It seems gay men and lesbians around the world have taken to social media to announce that they will indeed boycott the pasta brand after the president of Italy-based Barilla suggested that gay men and lesbians should "eat another pasta" if they are displeased that the company will not feature families with a same-sex couple in commercials.
Guido Barilla, president of Italy-based Barilla, one of the best known pasta brands around the world, reportedly said on an Italian radio program La Zanzara (The Mosquito) on Radio24, "For us the concept of the sacred family remains one of the basic values of the company."
"I would not do it but not out of a lack of respect for homosexuals who have the right to do what they want without bothering others… [but] I don't see things like they do and I think the family that we speak to is a classic family," reported The Guardian.
When asked what effect that view would have on gay consumers, he added, "Well, if they like our pasta and our message they will eat it; if they don't like it and they don't like what we say they will… eat another."
He went on to discuss gay rights, saying that he "respected everyone" and is in favour of gay marriage, but against gay adoption.

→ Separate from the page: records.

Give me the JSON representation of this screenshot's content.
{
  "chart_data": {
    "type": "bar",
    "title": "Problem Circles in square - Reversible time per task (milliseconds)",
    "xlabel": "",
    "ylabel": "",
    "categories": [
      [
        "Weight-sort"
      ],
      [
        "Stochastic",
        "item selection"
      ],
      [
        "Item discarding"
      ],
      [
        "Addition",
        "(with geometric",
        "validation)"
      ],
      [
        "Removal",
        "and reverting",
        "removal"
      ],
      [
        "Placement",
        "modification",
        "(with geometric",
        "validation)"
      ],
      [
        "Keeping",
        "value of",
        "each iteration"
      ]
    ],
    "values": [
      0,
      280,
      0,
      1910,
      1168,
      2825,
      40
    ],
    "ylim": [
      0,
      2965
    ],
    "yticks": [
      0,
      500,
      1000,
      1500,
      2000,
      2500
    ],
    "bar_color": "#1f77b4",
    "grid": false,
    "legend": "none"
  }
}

The company on Thursday issued a statement in Italian on the company Facebook page with an apology and a defense of his comments.
"I apologise if my words have led to misunderstandings or controversy, and have bumped the sensibilities of some people," wrote Barilla. "I have the utmost respect for homosexuals and for freedom of expression to anyone. I also said and repeat that I respect marriages between persons of the same sex. Barilla in its advertising has always chosen to represent the family because this is a symbol of welcome... for all."
As seen on Twitter.
Barilla US, the American division of the Italian company, also apologised via Facebook and Twitter late this afternoon for remarks by the company's chairman Guido Barilla, made on a radio program last night.
"At Barilla, we consider it our mission to treat our consumers and partners as our neighbors – with love and respect – and to deliver the very best products possible. We take this responsibility seriously and consider it a core part of who we are as a family-owned company. While we can’t undo recent remarks, we can apologise. To all of our friends, family, employees, and partners that we have hurt or offended, we are deeply sorry."
The pasta company's president's remarks ignited a firestorm on social media overnight and the protest became a trending topic on Twitter with the hashtag #boicottabarilla which means boycott Barilla. Gay rights groups in America and Italy have also slammed the remarks with gay rights group Equality Italia launching a full boycott of every Barilla product.
GLAAD, an advocacy group for gays, lesbians, bisexuals and transgender people, says it plans to contact US supermarket chains and ask officials to speak out against Barilla's comments and in support of their own LGBT consumers. The group's vice president of communication Rich Ferraro added that it had also emailed the company an invitation to meet with LGBT community members "and get to know how traditional we really are."
Barilla, who with his brothers Luca and Paolo, represent the fourth generation running the family-owned firm founded in 1877. The company owns 13 brands which distributes its products in 100 countries under names that include Barilla, Mulino Bianco, Wasa, Vesta, Gran Cereale and others.
Italy is one of the few countries in Western Europe which does not recognise any form of same-sex partnership.